Chainmaking is a job that's usually thought of as heavy labour, and the biggest chains were made by men in factories - the sort of chain that would hold a big anchor for a ship, for instance. But smaller chains were made by women at home, in little forges in the back yard, and the short lengths they made were joined together into longer chains.
I remember reading about a typical woman's day in one of the areas where chains were made, where she got up in the morning, stoked the fire, made a yard of chain, and took it down to the foreman who gave her the money for it - and then she could go and buy enough food for breakfast for the family.
In 1910, 800 women chainmakers went on strike in Cradley Heath in the Black Country, after a minimum wage was set for chain making which their employers refused to pay. This was the princely sum of tuppence ha'penny an hour, which was about double what some of the women were getting. The strike lasted for ten weeks, and in the end all the employers agreed to the new wages.
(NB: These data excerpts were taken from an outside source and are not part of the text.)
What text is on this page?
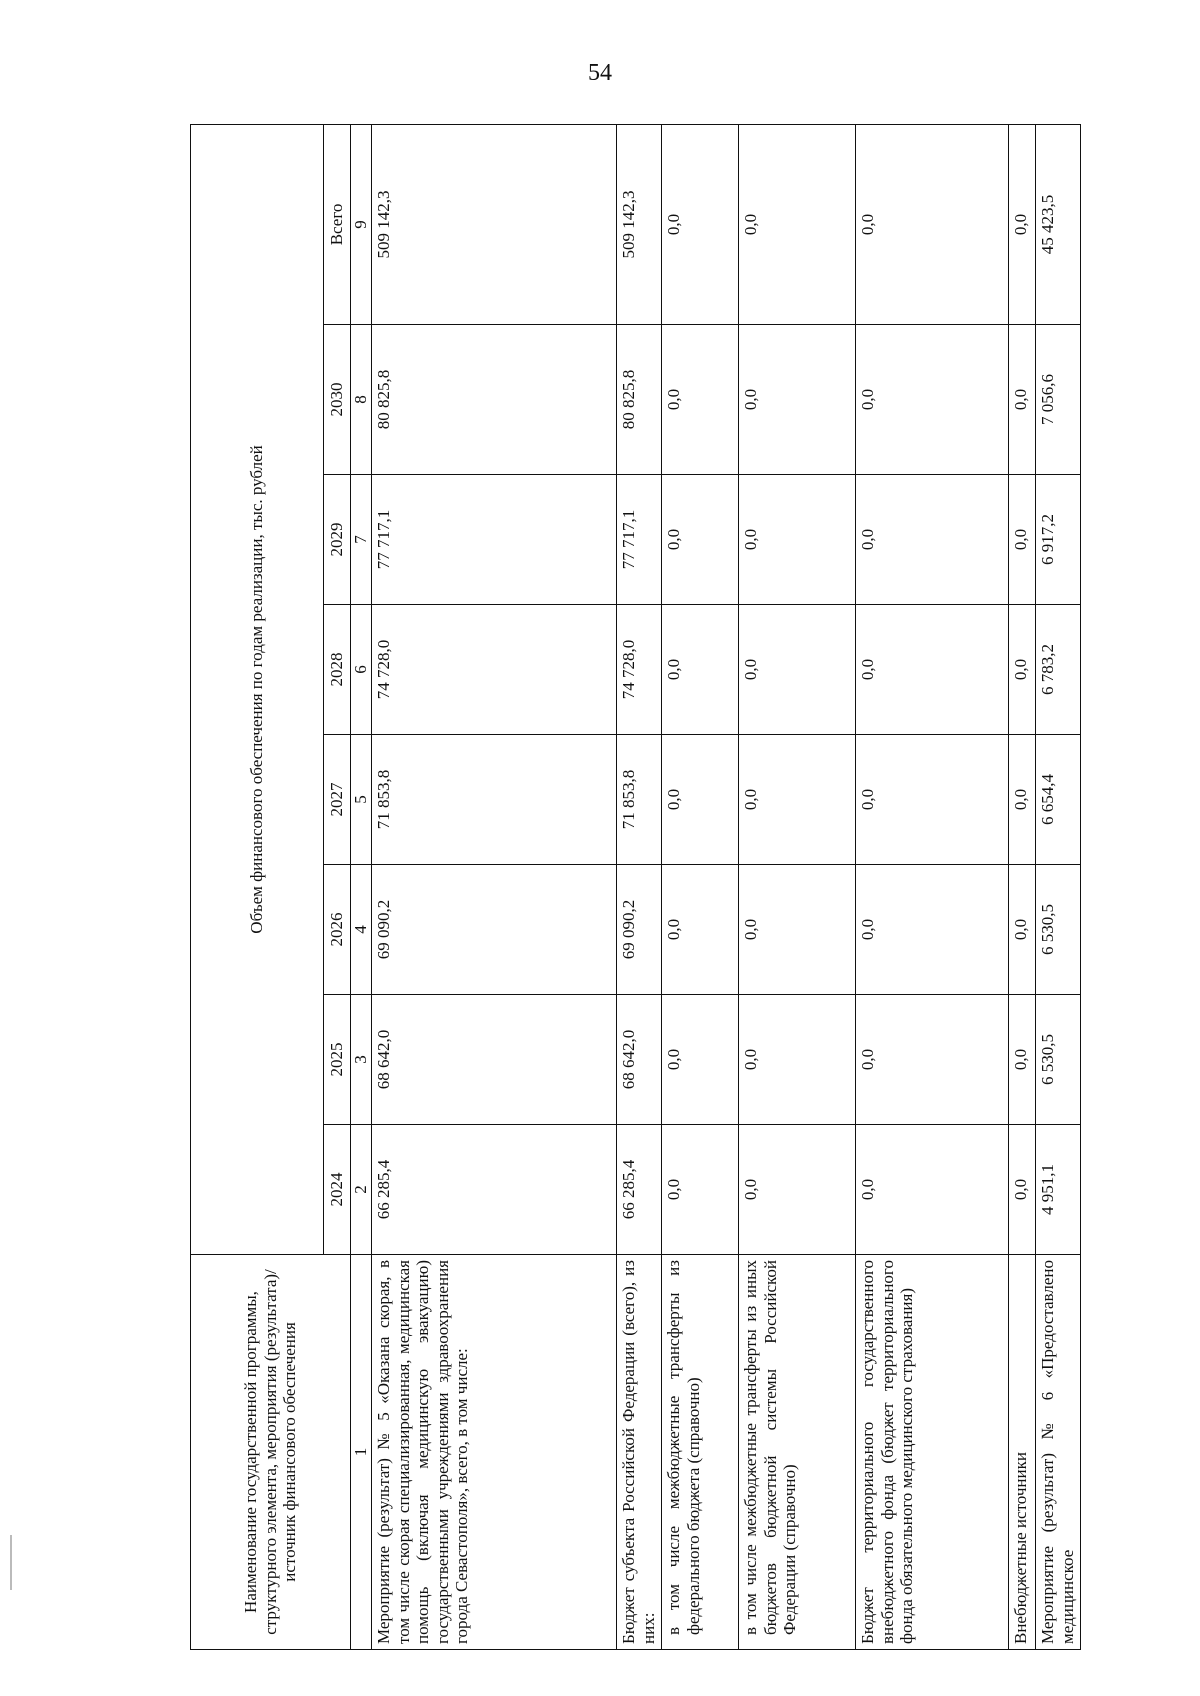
54
Наименование государственной программы, структурного элемента, мероприятия (результата)/источник финансового обеспечения	Объем финансового обеспечения по годам реализации, тыс. рублей							
	2024	2025	2026	2027	2028	2029	2030	Всего
1	2	3	4	5	6	7	8	9
Мероприятие (результат) № 5 «Оказана скорая, в том числе скорая специализированная, медицинская помощь (включая медицинскую эвакуацию) государственными учреждениями здравоохранения города Севастополя», всего, в том числе:	66 285,4	68 642,0	69 090,2	71 853,8	74 728,0	77 717,1	80 825,8	509 142,3
Бюджет субъекта Российской Федерации (всего), из них:	66 285,4	68 642,0	69 090,2	71 853,8	74 728,0	77 717,1	80 825,8	509 142,3
в том числе межбюджетные трансферты из федерального бюджета (справочно)	0,0	0,0	0,0	0,0	0,0	0,0	0,0	0,0
в том числе межбюджетные трансферты из иных бюджетов бюджетной системы Российской Федерации (справочно)	0,0	0,0	0,0	0,0	0,0	0,0	0,0	0,0
Бюджет территориального государственного внебюджетного фонда (бюджет территориального фонда обязательного медицинского страхования)	0,0	0,0	0,0	0,0	0,0	0,0	0,0	0,0
Внебюджетные источники	0,0	0,0	0,0	0,0	0,0	0,0	0,0	0,0
Мероприятие (результат) № 6 «Предоставлено медицинское	4 951,1	6 530,5	6 530,5	6 654,4	6 783,2	6 917,2	7 056,6	45 423,5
Twelve of the women strikers were over 70 years old and one of them, Patience Round, was 79. She combined chain making with caring for her crippled husband, and was quoted in a newspaper article saying "these are wonderful times - I never thought that I should live to assert the rights of women."
There was even a song "Rouse, Ye Women!" to the tune of Men of Harlech, and there is an annual Festival in the Black Country celebrating the women chainmakers.